À ce moment-là, je me sentis devenir blanc.
— Qu’est-ce que tu as ? demanda Bams.
Je ne répondis pas. Quelque chose me serrait la gorge. Quelque chose qui était la colère, car je venais d’apercevoir Bolduc sur le quai de la gare. Il se dirigeait vers les waters.
— Reste là, répondis-je, d’une voix que je ne reconnaissais pas moi-même. C’est pas la peine qu’on nous repère ensemble. On nous a déjà trop vus.
Je traversai vivement la route et descendis par le petit escalier qui mène à cette espèce d’abri relatif qu’on a construit pour inciter les voyageurs à la patience.
— Où vas-tu ? demanda Bams. Fais pas le con !

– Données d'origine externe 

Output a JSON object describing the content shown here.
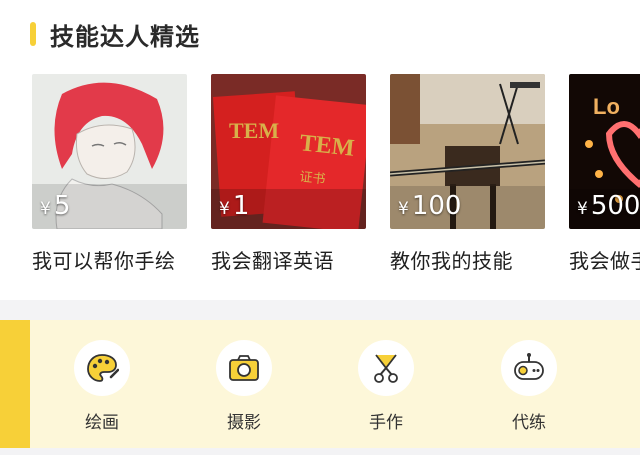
{
  "section": {
    "title": "技能达人精选"
  },
  "cards": [
    {
      "price_symbol": "¥",
      "price": "5",
      "title": "我可以帮你手绘"
    },
    {
      "price_symbol": "¥",
      "price": "1",
      "title": "我会翻译英语",
      "thumb_text": "TEM",
      "thumb_sub": "证书"
    },
    {
      "price_symbol": "¥",
      "price": "100",
      "title": "教你我的技能"
    },
    {
      "price_symbol": "¥",
      "price": "500",
      "title": "我会做手",
      "thumb_text": "Lo"
    }
  ],
  "categories": [
    {
      "label": "绘画",
      "icon": "palette-icon"
    },
    {
      "label": "摄影",
      "icon": "camera-icon"
    },
    {
      "label": "手作",
      "icon": "scissors-icon"
    },
    {
      "label": "代练",
      "icon": "gamepad-icon"
    }
  ],
  "colors": {
    "accent": "#f7d038",
    "category_bg": "#fdf7d9"
  }
}
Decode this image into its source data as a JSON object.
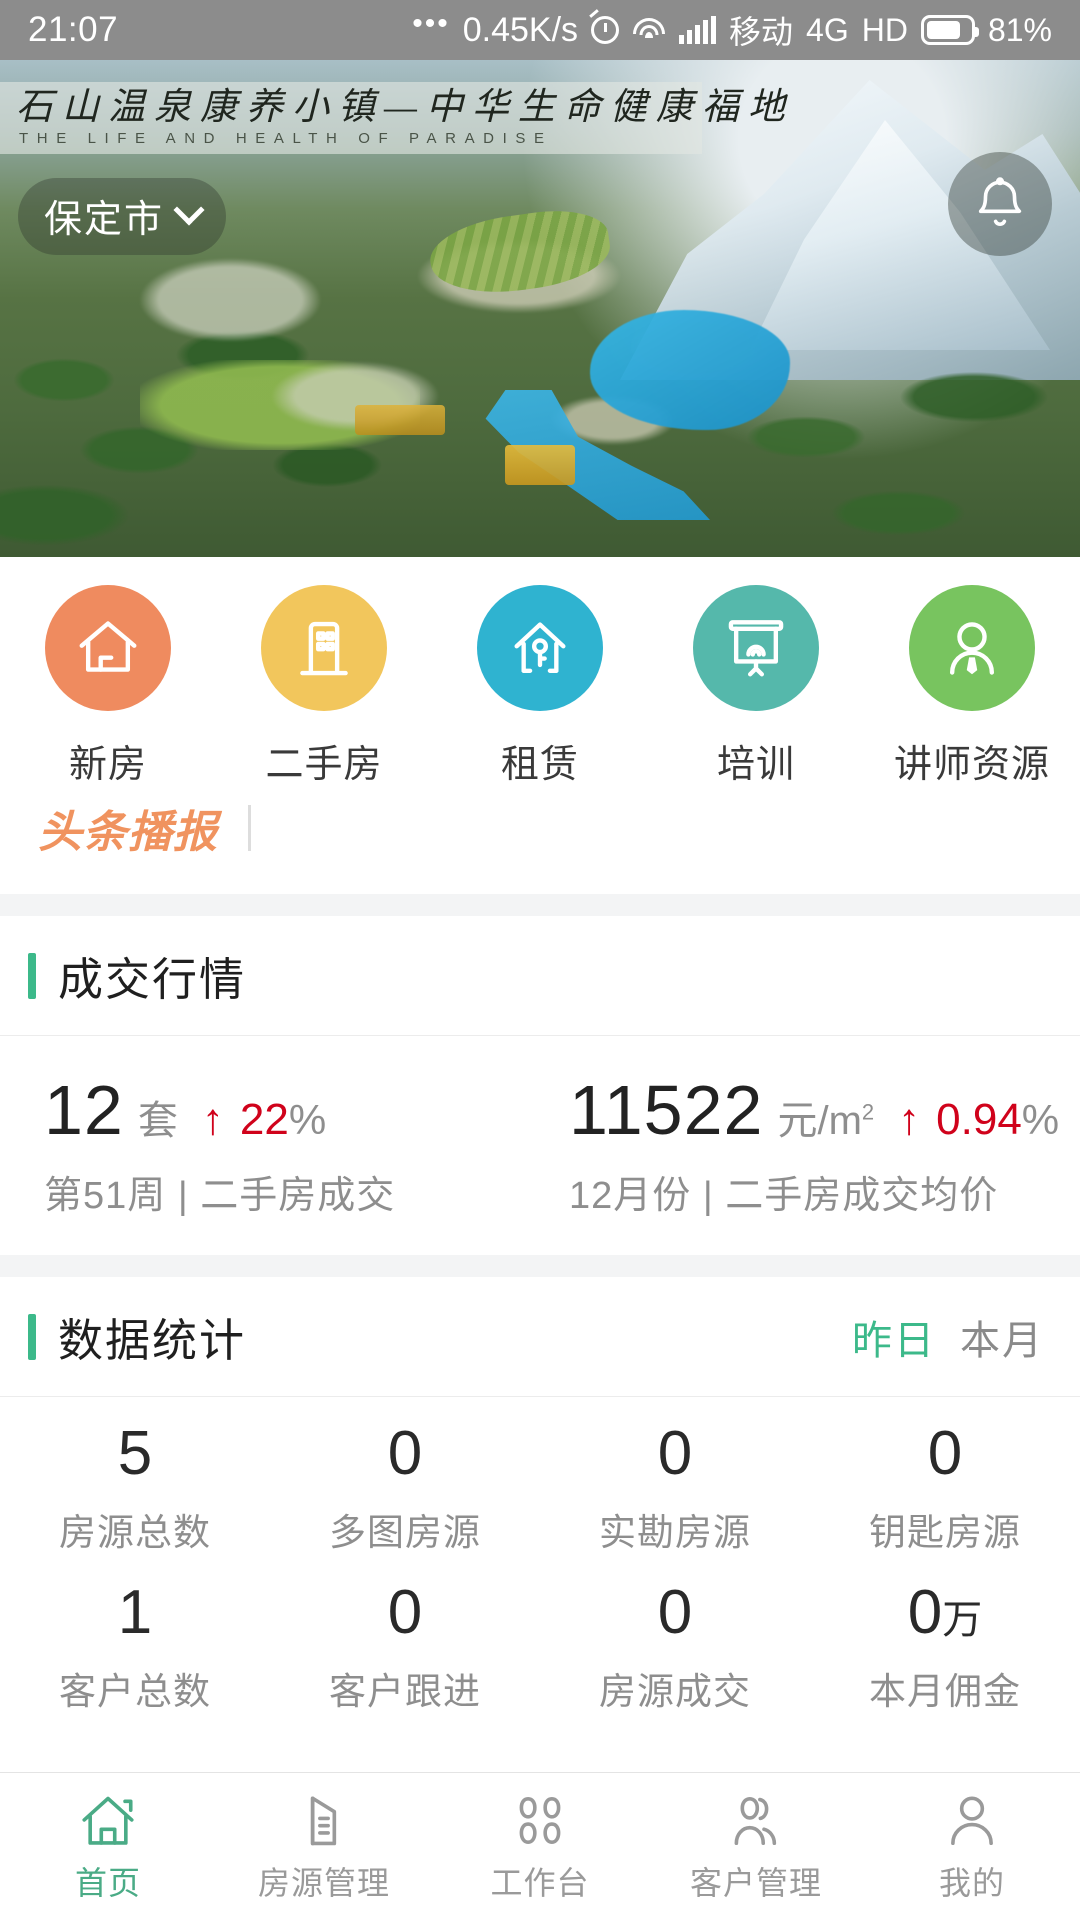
{
  "status_bar": {
    "time": "21:07",
    "dots": "•••",
    "net_speed": "0.45K/s",
    "carrier": "移动",
    "network": "4G",
    "hd": "HD",
    "battery": "81%",
    "icons": [
      "alarm-icon",
      "wifi-icon",
      "signal-icon",
      "battery-icon"
    ]
  },
  "hero": {
    "title_cn": "石山温泉康养小镇—中华生命健康福地",
    "title_en": "THE LIFE AND HEALTH OF PARADISE",
    "city": "保定市",
    "chevron": "chevron-down-icon",
    "bell": "bell-icon"
  },
  "quicknav": {
    "items": [
      {
        "label": "新房",
        "icon": "house-icon",
        "color": "#ef8b5f"
      },
      {
        "label": "二手房",
        "icon": "apartment-icon",
        "color": "#f2c65c"
      },
      {
        "label": "租赁",
        "icon": "house-key-icon",
        "color": "#2fb3d0"
      },
      {
        "label": "培训",
        "icon": "projector-icon",
        "color": "#55b8ab"
      },
      {
        "label": "讲师资源",
        "icon": "lecturer-icon",
        "color": "#78c45f"
      }
    ]
  },
  "headline": {
    "logo": "头条播报"
  },
  "market": {
    "title": "成交行情",
    "accent": "#3cb98a",
    "cards": [
      {
        "value": "12",
        "unit": "套",
        "arrow": "↑",
        "change": "22",
        "percent": "%",
        "sub": "第51周 | 二手房成交"
      },
      {
        "value": "11522",
        "unit": "元/m",
        "unit_sup": "2",
        "arrow": "↑",
        "change": "0.94",
        "percent": "%",
        "sub": "12月份 | 二手房成交均价"
      }
    ]
  },
  "statistics": {
    "title": "数据统计",
    "toggle_active": "昨日",
    "toggle_inactive": "本月",
    "rows": [
      [
        {
          "value": "5",
          "suffix": "",
          "label": "房源总数"
        },
        {
          "value": "0",
          "suffix": "",
          "label": "多图房源"
        },
        {
          "value": "0",
          "suffix": "",
          "label": "实勘房源"
        },
        {
          "value": "0",
          "suffix": "",
          "label": "钥匙房源"
        }
      ],
      [
        {
          "value": "1",
          "suffix": "",
          "label": "客户总数"
        },
        {
          "value": "0",
          "suffix": "",
          "label": "客户跟进"
        },
        {
          "value": "0",
          "suffix": "",
          "label": "房源成交"
        },
        {
          "value": "0",
          "suffix": "万",
          "label": "本月佣金"
        }
      ]
    ]
  },
  "tabbar": {
    "items": [
      {
        "label": "首页",
        "icon": "home-icon",
        "active": true
      },
      {
        "label": "房源管理",
        "icon": "building-icon",
        "active": false
      },
      {
        "label": "工作台",
        "icon": "grid-icon",
        "active": false
      },
      {
        "label": "客户管理",
        "icon": "users-icon",
        "active": false
      },
      {
        "label": "我的",
        "icon": "person-icon",
        "active": false
      }
    ],
    "active_color": "#4aab86",
    "inactive_color": "#9a9a9a"
  }
}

Je savais que c’était dangereux, je savais ce que je risquais, mais vraiment je ne voulais pas laisser ce compte en arrière. Fallait que je le règle, et tout de suite. Si je rencontrais un boche de connaissance, j’étais marron. Tant pis.
— Espèce d’andouille ! cria Bams.
Je l’entendis à peine. Je courais comme un dératé. Je dégringolai les escaliers, passai à quatre pattes sous les tampons, au risque de me faire buter dix fois.